Барон лежал в своей комнате, заложив руки за голову. Вспоминал, как его заместитель, что был по молодости нелегалом и как раз специалистом по тайным операциям, действительно любил эту серию детективов. Похождения фон Церга. Все приговаривал:
— Если бы в реальной жизни было так… увлекательно!
А ведь бывший разведчик единственный, кто успел среагировать на наемного убийцу, которого не почуяли даже собаки! То наглое покушение имело все шансы на успех.
На руке у убийцы был одноразовый артефакт, стреляющий отравленной иглой. А празднование Весенней победы — мероприятие массовое. Традиционно и король, и канцлер много общались с народом. Выстрел был произведен с пяти метров.
Заместитель успел среагировать и закрыть канцлера собой… Наверное, сработала интуиция. Жизненный опыт, помноженный на постоянное ожидание засады. Убийства. Предательства.
Барон так и не лег спать. После того как его гостья поднялась к себе, отправился в подвал. В лабораторию.
Отец его — маршал королевства, кавалер боевых орденов и семиюродный брат короля — считал сына своей личной неудачей. Старый барон всегда был чем-то недоволен. И не потому, что отношения с женой не заладились. А потому, что сын был увлечен чем-то, помимо армии, сражений, физической подготовки и планирования обороны.

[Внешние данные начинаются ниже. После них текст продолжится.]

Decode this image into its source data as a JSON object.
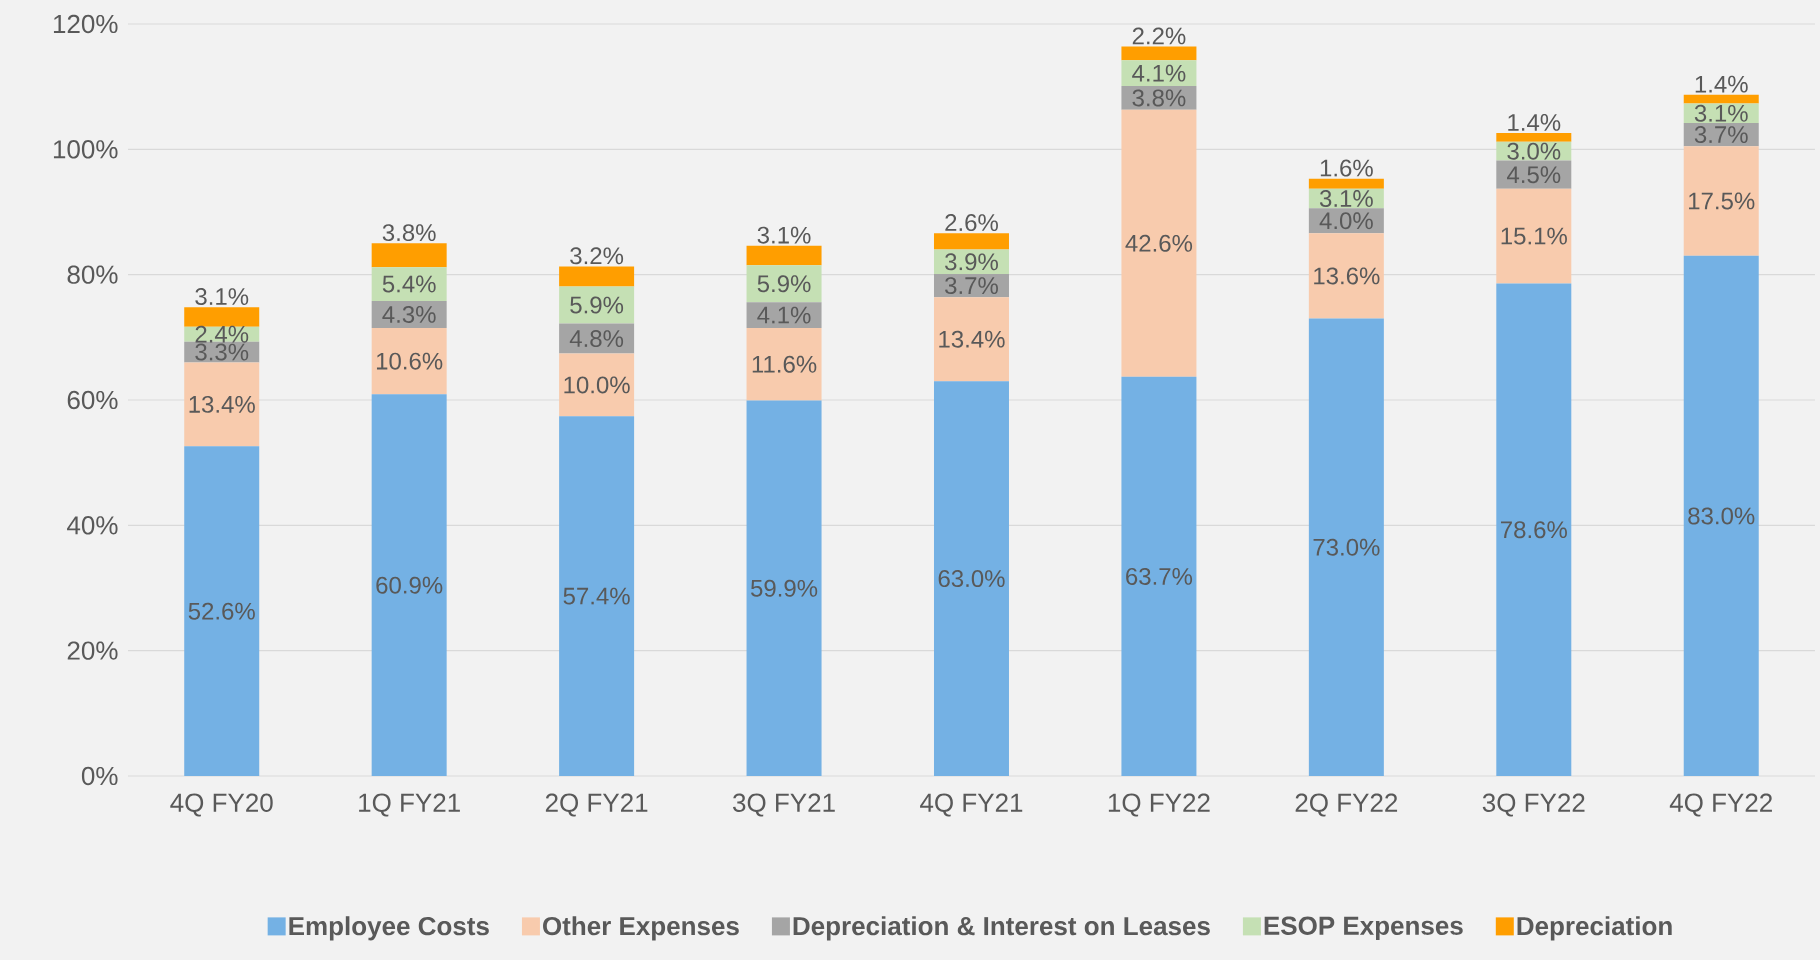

Его единственный наследник мечтал стать артефактором. Более того, у Эрика получалось. Только вот незадача: работать с кристаллами могли лишь те, в чьих жилах текла кровь выходцев с Нового Света. А точнее, с одного небольшого острова. Острова Висельников.
Около трехсот лет назад поселенцы, прибывшие туда, обнаружили пещеры с камнями, наделенными свойствами, которые тогда казались поистине волшебными. Через некоторое время люди научились строить корабли, что могли, используя силу кристаллов, ходить по морю без паруса; догадались, как с помощью самоцветов связываться друг с другом на расстоянии, усовершенствовали экипажи и, наконец, — сделали мобили! Повлияли камни и на самих переселенцев, дети, рожденные на острове, обрели магические способности, и только они, а после их потомки могли создавать артефакты.
Постепенно артефакторов становилось больше. И в Отторне тоже. В их жилах обязательно текла кровь островитян. Но единственный сын барона фон Гиндельберга? Немыслимо…
Эрик помнил, какой был скандал, когда отец, прибыв в очередное увольнение, узнал, что у сына есть учитель и лаборатория.
Наверное, барон дошел бы до того, что обвинил жену в неверности, а Эрика — в том, что он не его сын, но… Драгоценности рода Гиндельбергов, пожалованные его величеством лично, созданные лучшими придворными артефакторами королевства, признали в юноше своего, стоило ему уронить на них каплю крови.